During the height of last decade’s housing boom, borrowers shunned the FHA despite an annual premium of 0.50% and instead took out easy-to-get, risky subprime loans doled out with little underwriting. In most cases, Cecala said, not even private mortgage insurance was required.
As a result, by 2005, FHA loans for home purchases and refinances had trickled to 3.1% of the total mortgage market, down from 11.7% in 2000.
But when the subprime bubble popped, the FHA became a lender of last resort and Congress expanded the program in 2008 to shore up the national housing market, doubling the price of a home that could be purchased with an FHA loan.
The economy, however, continued to crater.
By 2009, FHA loans totaled 21.1% of the mortgage market, and accounted for 32.6% of purchases.
Annual premium increases were put into place to cover defaults, with rates rising to 1.35% of the loan. Most new borrowers were also required to pay that rate for the life of the loan, rather than a minimum of five years.
It wasn’t enough. In September 2013, the FHA tapped the U.S. Treasury for $1.7 billion because of losses from loans it insured from 2007 to 2009.
Since then, higher annual premiums have helped the insurance fund exceed its 2% minimum reserve ratio requirement for two successive years, even as the Obama administration cut rates for most borrowers from 1.35% to its current 0.85% rate in 2015.
The ratio hit 2.3% at the time of the Obama administration’s planned final rate cut to 0.60%, which had been set to take effect Jan. 27.
One consumer group would have liked to see even further cuts, saying that delinquencies and defaults are the result of loose underwriting standards and the health of the economy, not premium rates.
Lending is “safer than it’s ever been,” said John Taylor, president of the National Community Reinvestment Coalition.
But conservatives are resisting calls for further cuts, including from American Enterprise Institute fellow Edward J. Pinto, a former Fannie Mae chief credit officer.
He said that premium cuts during a hot housing market just juice demand and send prices higher, which can undercut affordability and put the market on an unsustainable trajectory.
In particular, Pinto expressed concern over the large share of home loans in the boom-and-bust state of California.

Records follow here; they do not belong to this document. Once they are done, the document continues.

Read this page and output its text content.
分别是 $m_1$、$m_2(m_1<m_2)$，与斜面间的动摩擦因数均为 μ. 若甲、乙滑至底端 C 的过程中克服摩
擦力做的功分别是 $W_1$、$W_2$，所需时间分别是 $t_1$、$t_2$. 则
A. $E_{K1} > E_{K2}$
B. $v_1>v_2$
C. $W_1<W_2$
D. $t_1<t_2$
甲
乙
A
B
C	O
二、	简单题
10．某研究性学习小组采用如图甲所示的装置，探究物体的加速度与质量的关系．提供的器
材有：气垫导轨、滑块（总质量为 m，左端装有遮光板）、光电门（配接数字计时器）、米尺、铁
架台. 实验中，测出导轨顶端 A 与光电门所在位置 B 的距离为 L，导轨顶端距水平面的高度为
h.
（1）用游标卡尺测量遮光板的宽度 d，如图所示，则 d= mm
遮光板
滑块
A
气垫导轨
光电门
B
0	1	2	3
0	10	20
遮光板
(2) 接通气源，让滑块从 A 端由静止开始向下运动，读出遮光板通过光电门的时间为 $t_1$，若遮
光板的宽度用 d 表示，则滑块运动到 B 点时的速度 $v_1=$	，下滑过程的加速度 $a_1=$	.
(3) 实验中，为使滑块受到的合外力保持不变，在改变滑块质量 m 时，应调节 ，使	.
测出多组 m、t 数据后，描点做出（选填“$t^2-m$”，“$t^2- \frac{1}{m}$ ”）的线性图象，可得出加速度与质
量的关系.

In December, 20% of all homes in California were purchased using an FHA-backed home loan, according to real estate data firm CoreLogic. That’s down from a high of nearly 39% in 2010, but up sharply from less than 1% for all of 2005 and 2006.
“California is the most volatile home prices state in the country,” said Pinto, who was a member of Trump’s transition team. “At some point there will be a correction.”
Pinto argues that local governments should do more to increase home building to expand supply.
“You can’t fix housing affordability with more leverage in a sellers market,” he said. “We did that in the ‘90s-and-aughts market and we almost cratered the world’s economy.”